Sekretaris Daerah (Sekda) PPU, Tohar, menegaskan bahwa posisi relawan sangat berbeda dengan tenaga kerja formal.
Pernyataan ini muncul menyusul adanya isu yang berkembang mengenai kemungkinan para relawan tersebut diangkat menjadi Pegawai Pemerintah dengan Perjanjian Kerja (PPPK).
Tohar menjelaskan bahwa secara aturan, relawan tidak terikat kontrak kerja layakanya pegawai atau tenaga honorer daerah.
Nama “relawan” sendiri mengandung makna bahwa mereka bekerja atas dasar kemauan sendiri untuk membantu program sosial pemerintah.
“Relawan itu bekerja atas dasar sukarela, jadi sifatnya tidak mengikat seperti tenaga kerja pada umumnya. Kalau mereka mau lanjut silakan, kalau tidak pun tidak apa-apa. Ini berbeda dengan tenaga kerja yang memang sengaja dipekerjakan secara resmi,” ujar Tohar saat memberikan keterangan, (19/2/26).
Terkait kabar yang menyebutkan para relawan ini punya peluang menjadi PPPK, Tohar menegaskan bahwa Pemerintah Kabupaten PPU tidak memiliki kuasa dalam hal tersebut.
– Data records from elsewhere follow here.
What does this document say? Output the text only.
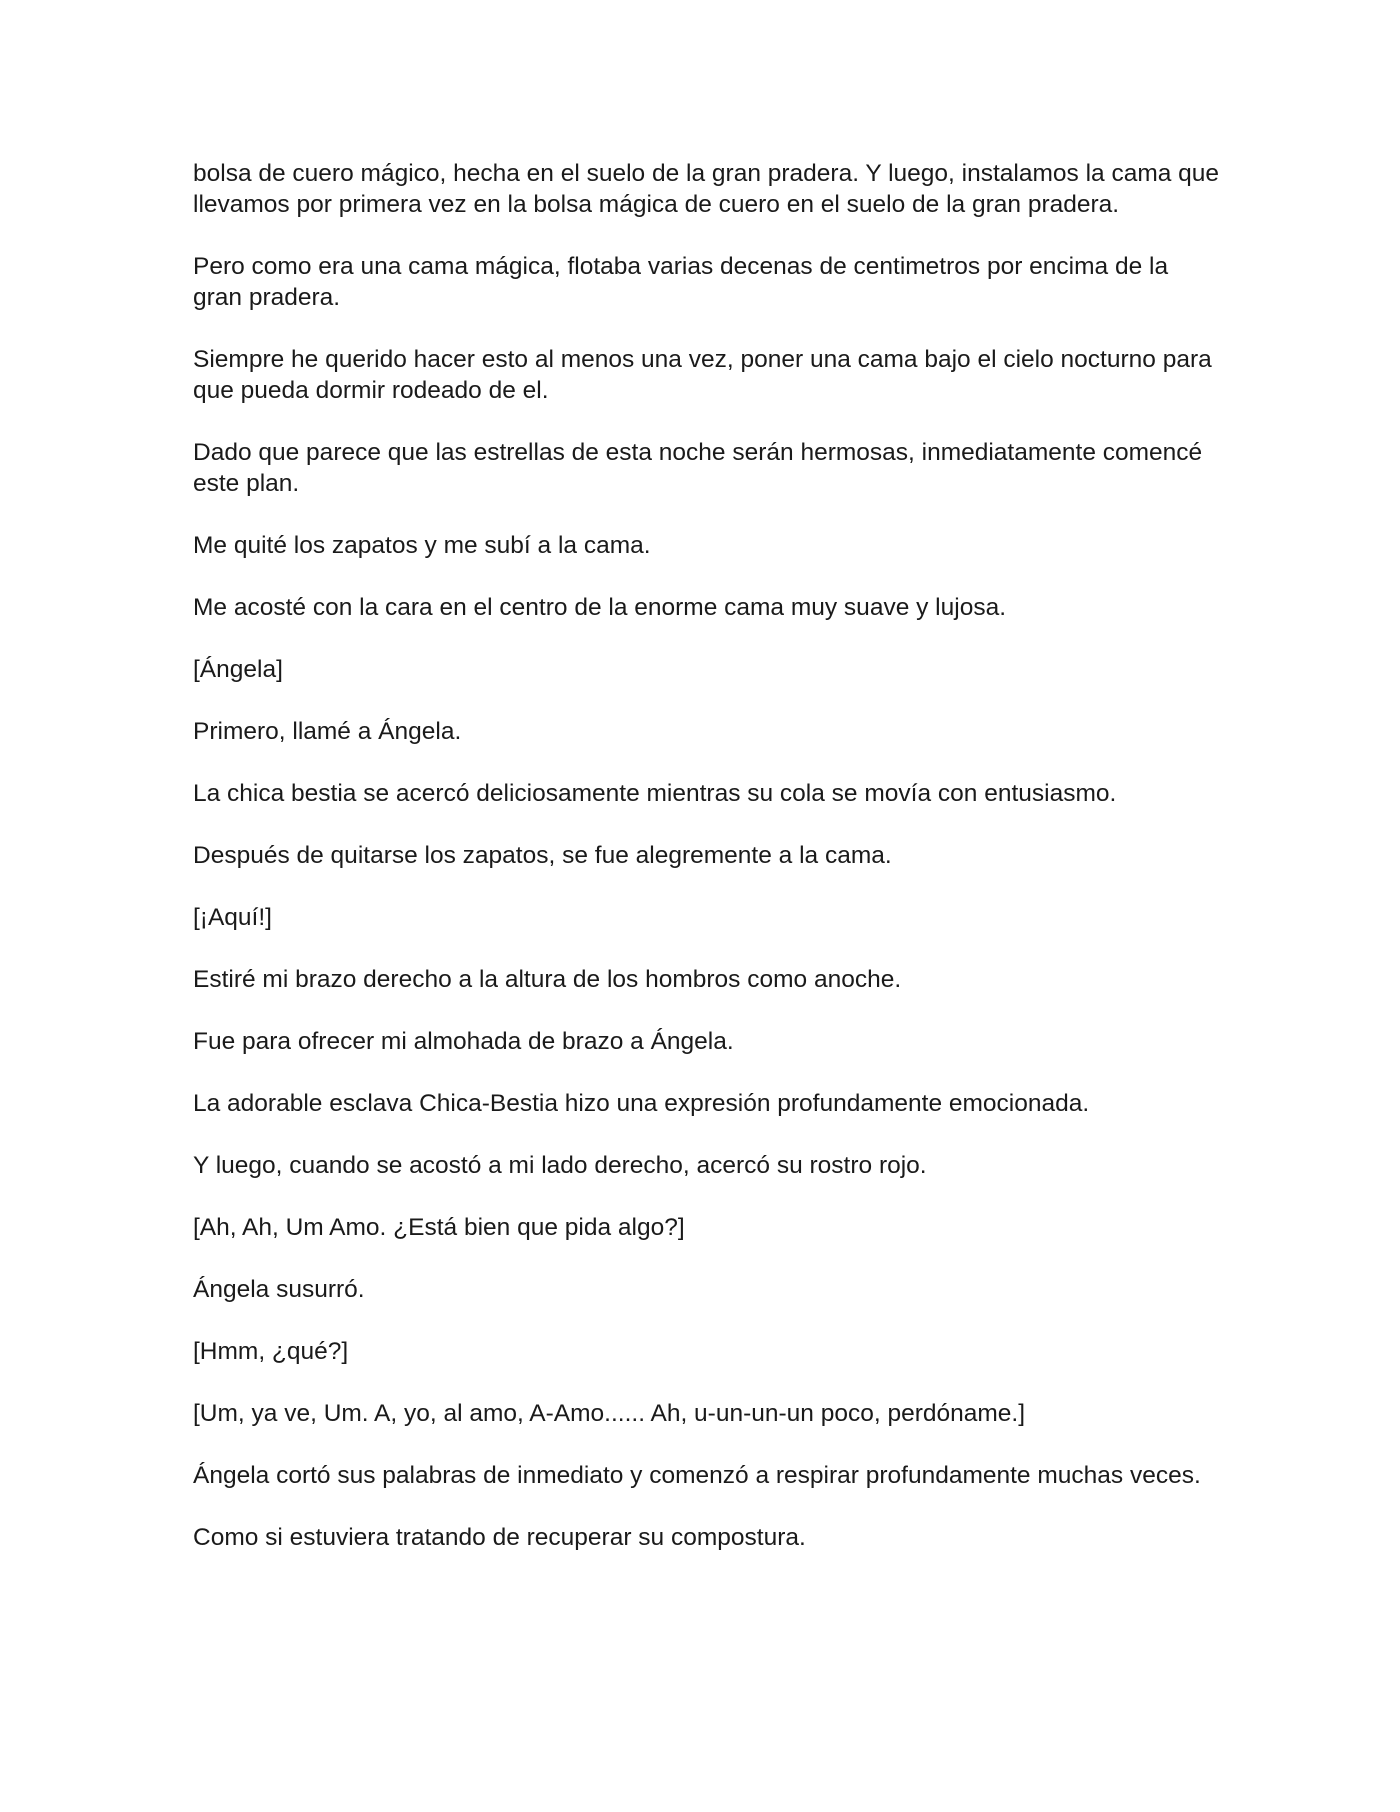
bolsa de cuero mágico, hecha en el suelo de la gran pradera. Y luego, instalamos la cama que llevamos por primera vez en la bolsa mágica de cuero en el suelo de la gran pradera.

Pero como era una cama mágica, flotaba varias decenas de centimetros por encima de la gran pradera.

Siempre he querido hacer esto al menos una vez, poner una cama bajo el cielo nocturno para que pueda dormir rodeado de el.

Dado que parece que las estrellas de esta noche serán hermosas, inmediatamente comencé este plan.

Me quité los zapatos y me subí a la cama.

Me acosté con la cara en el centro de la enorme cama muy suave y lujosa.

[Ángela]

Primero, llamé a Ángela.

La chica bestia se acercó deliciosamente mientras su cola se movía con entusiasmo.

Después de quitarse los zapatos, se fue alegremente a la cama.

[¡Aquí!]

Estiré mi brazo derecho a la altura de los hombros como anoche.

Fue para ofrecer mi almohada de brazo a Ángela.

La adorable esclava Chica-Bestia hizo una expresión profundamente emocionada.

Y luego, cuando se acostó a mi lado derecho, acercó su rostro rojo.

[Ah, Ah, Um Amo. ¿Está bien que pida algo?]

Ángela susurró.

[Hmm, ¿qué?]

[Um, ya ve, Um. A, yo, al amo, A-Amo...... Ah, u-un-un-un poco, perdóname.]

Ángela cortó sus palabras de inmediato y comenzó a respirar profundamente muchas veces.

Como si estuviera tratando de recuperar su compostura.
Jika memang ada rencana pengangkatan, maka hal itu sepenuhnya menjadi kebijakan Badan Gizi Nasional (BGN) di tingkat pusat.
“Kalau ada isu mereka akan menjadi PPPK, silakan saja. Tetapi itu bukan ranah kita di daerah. Setahu saya, urusan advokasi dan kebijakan itu dilakukan langsung oleh Kepala BGN dari pusat,” jelasnya.
Menurut Tohar, jika ke depannya ada proses seleksi atau pengangkatan, kemungkinan besar skemanya akan langsung diatur oleh pusat, bukan melalui kuota pegawai pemerintah daerah.
Saat ini, di Kabupaten PPU sendiri sudah berdiri sekitar delapan dapur Satuan Pelayanan Pemenuhan Gizi (SPPG) yang menjadi tempat para relawan ini beraktivitas.
Dapur-dapur inilah yang memproduksi makanan sehat untuk dibagikan kepada para siswa di sekolah-sekolah.
Meskipun statusnya adalah relawan, Tohar mengapresiasi kontribusi mereka dalam membantu kelancaran program nasional ini.
Namun, ia kembali mengingatkan agar tidak ada salah paham mengenai status kepegawaian mereka di mata pemerintah daerah.
“Status mereka jelas berbeda dengan tenaga kerja formal. Jadi, segala kebijakan soal masa depan relawan ini kita kembalikan ke aturan dari Badan Gizi Nasional,” Pungkas Tohar.